On s’évade donc aujourd’hui pour remonter la vallée du Var jusqu’à Guillaumes en empruntant à partir du Pont de Gueydan les splendides et non moins célèbres gorges de Daluis et ses schistes rouges admirables. Nous sommes dans le Colorado niçois. Le spectacle devient vraiment intéressant à l’entrée des gorges, après avoir passé le pont de Berthéou. On y découvre peu après le curieux rocher dit de la «Tête de Femme» ou «Gardienne des gorges» immortalisé par de nombreuses illustrations sous forme de cartes postales anciennes ou semi-modernes.
Juste après cette étonnante sculpture naturelle, on entre vraiment dans le défilé, véritable dédale de tunnels que l’on contourne dans le sens de la montée, profitant de vues surprenantes en à pic sur la vallée. Nous emprunteront ces galeries au retour de notre périple.

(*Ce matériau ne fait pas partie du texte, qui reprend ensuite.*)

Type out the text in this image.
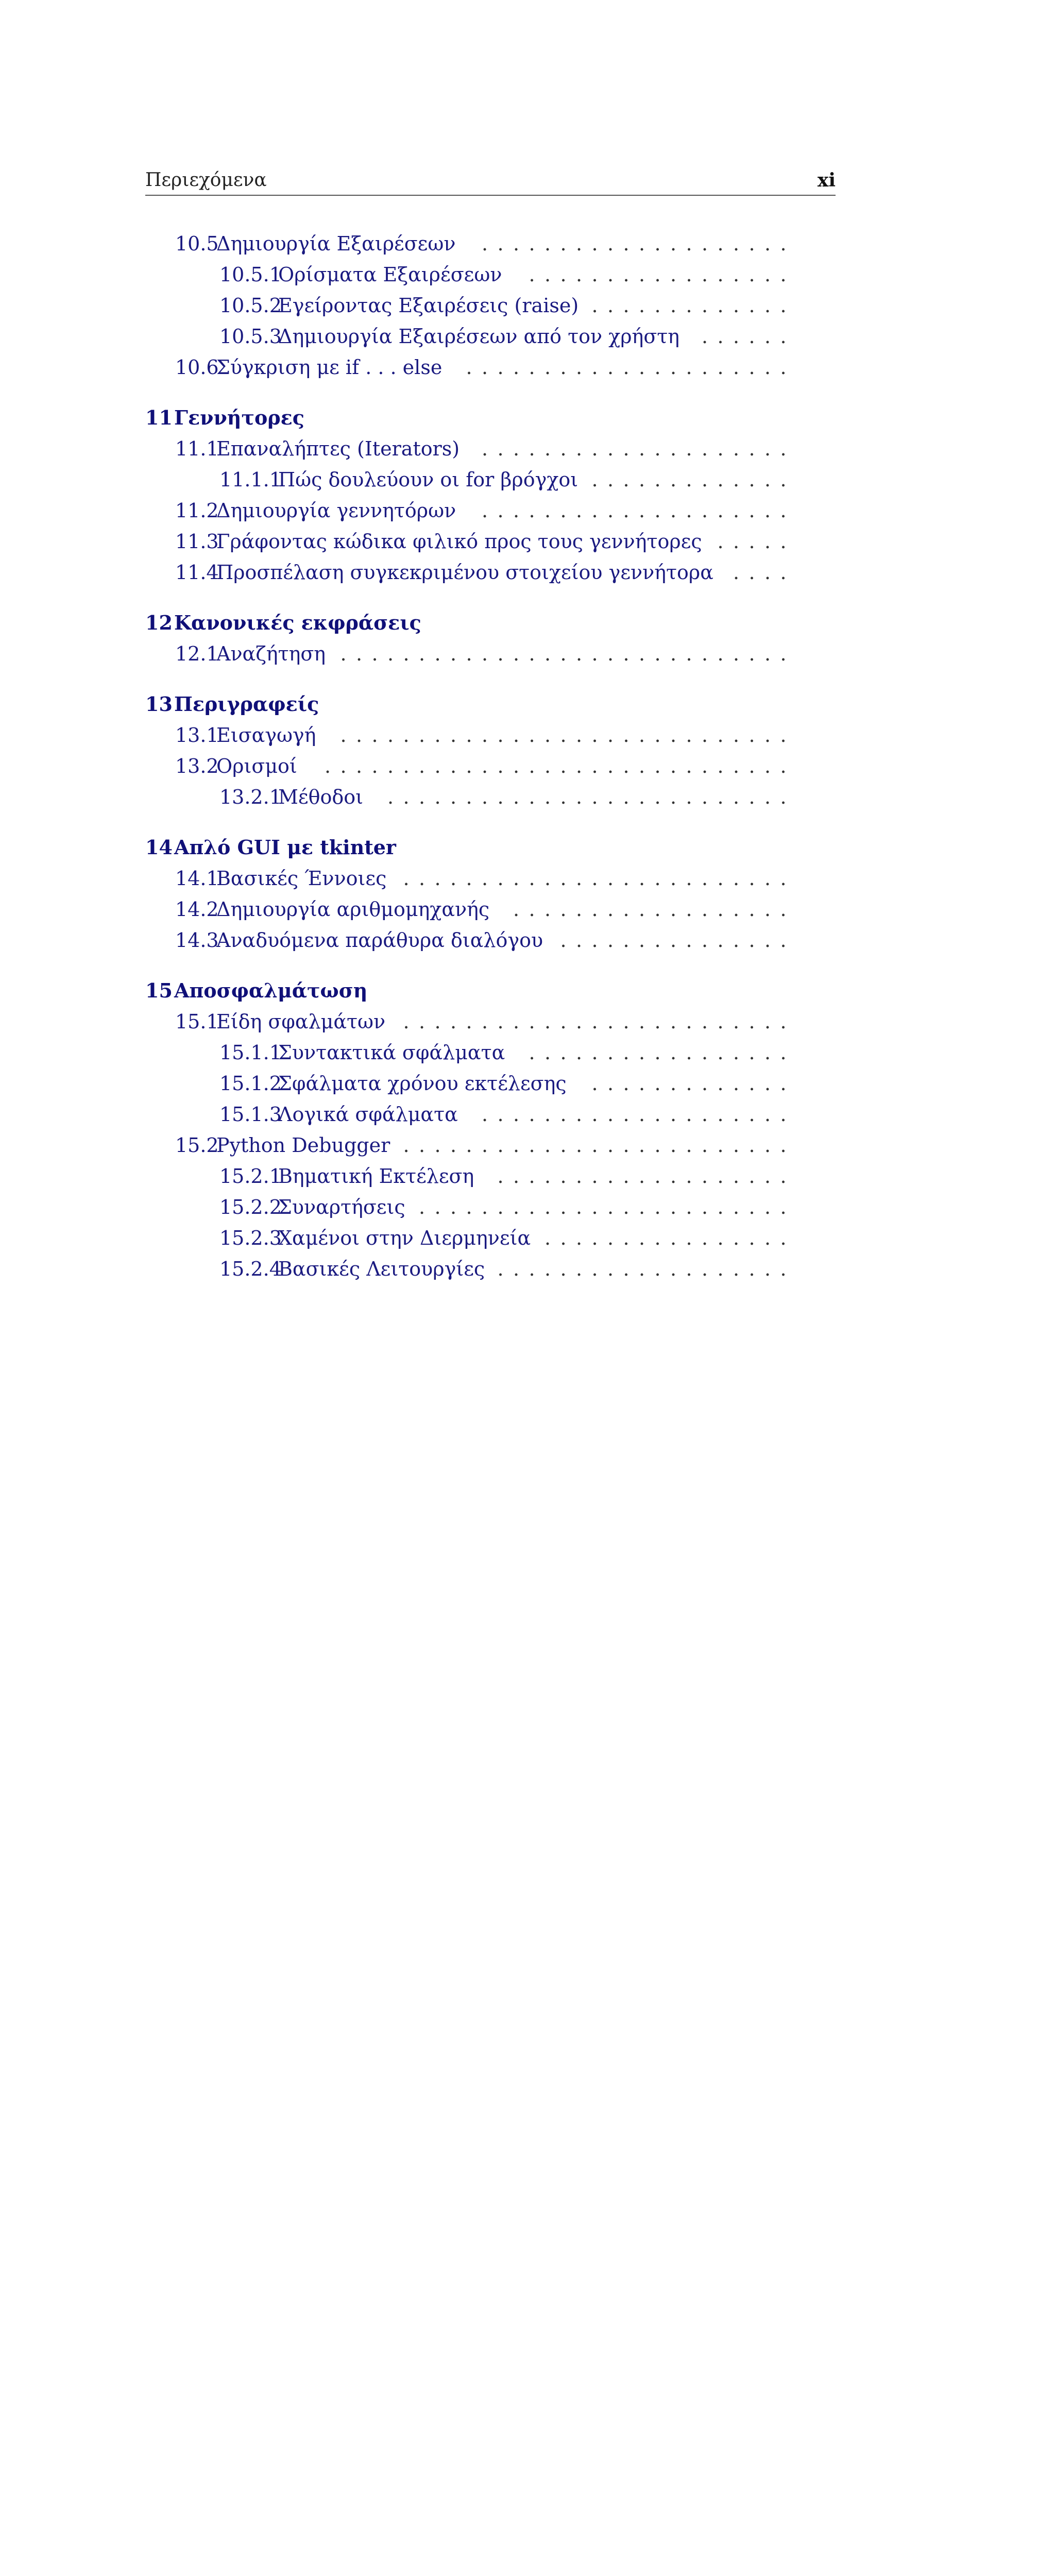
Περιεχόμενα	xi
10.5
Δημιουργία Εξαιρέσεων . . . . . . . . . . . . . . . . . . . .
10.5.1
Ορίσματα Εξαιρέσεων . . . . . . . . . . . . . . . . .
10.5.2
Εγείροντας Εξαιρέσεις (raise) . . . . . . . . . . . . .
10.5.3
Δημιουργία Εξαιρέσεων από τον χρήστη . . . . . .
10.6
Σύγκριση με if . . . else . . . . . . . . . . . . . . . . . . . . .
11 Γεννήτορες
11.1
Επαναλήπτες (Iterators) . . . . . . . . . . . . . . . . . . . .
11.1.1
Πώς δουλεύουν οι for βρόγχοι . . . . . . . . . . . . .
11.2
Δημιουργία γεννητόρων . . . . . . . . . . . . . . . . . . . .
11.3
Γράφοντας κώδικα φιλικό προς τους γεννήτορες . . . . .
11.4
Προσπέλαση συγκεκριμένου στοιχείου γεννήτορα . . . .
12 Κανονικές εκφράσεις
12.1
Αναζήτηση . . . . . . . . . . . . . . . . . . . . . . . . . . . . .
13 Περιγραφείς
13.1
Εισαγωγή . . . . . . . . . . . . . . . . . . . . . . . . . . . . .
13.2
Ορισμοί . . . . . . . . . . . . . . . . . . . . . . . . . . . . . .
13.2.1
Μέθοδοι . . . . . . . . . . . . . . . . . . . . . . . . . .
14 Απλό GUI με tkinter
14.1
Βασικές Έννοιες . . . . . . . . . . . . . . . . . . . . . . . . .
14.2
Δημιουργία αριθμομηχανής . . . . . . . . . . . . . . . . . .
14.3
Αναδυόμενα παράθυρα διαλόγου . . . . . . . . . . . . . . .
15 Αποσφαλμάτωση
15.1
Είδη σφαλμάτων . . . . . . . . . . . . . . . . . . . . . . . . .
15.1.1
Συντακτικά σφάλματα . . . . . . . . . . . . . . . . .
15.1.2
Σφάλματα χρόνου εκτέλεσης . . . . . . . . . . . . .
15.1.3
Λογικά σφάλματα . . . . . . . . . . . . . . . . . . . .
15.2
Python Debugger . . . . . . . . . . . . . . . . . . . . . . . . .
15.2.1
Βηματική Εκτέλεση . . . . . . . . . . . . . . . . . . .
15.2.2
Συναρτήσεις . . . . . . . . . . . . . . . . . . . . . . . .
15.2.3
Χαμένοι στην Διερμηνεία . . . . . . . . . . . . . . . .
15.2.4
Βασικές Λειτουργίες . . . . . . . . . . . . . . . . . . .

Que sont ces tunnels, me direz-vous? Il faut vous dire que de 1923 à 1929, un tramway électrique a audacieusement circulé là entre Pont-de-Gueydan et Guillaumes dans le cadre des grands projets généreux visant à désenclaver le haut pays niçois à l’époque. La plateforme ferroviaire était déjà prête avant la Grande Guerre mais celle-ci interrompt les travaux qui reprennent en 1919 pour une inauguration en fanfare en 1923 avec un discours de l’élu local Joseph Durandy. La ligne s’avère tout de suite déficitaire, et pour ne pas arranger les choses, les éboulements fréquents sur ce trajet montagnard tourmenté provoquent des interruptions de trafic allant quelquefois jusqu’à deux mois. Finalement, en 1929, après à peine six ans d’exploitation chaotique, c’est la fermeture inévitable et le passage du relais aux cars qui ne demandaient pas mieux!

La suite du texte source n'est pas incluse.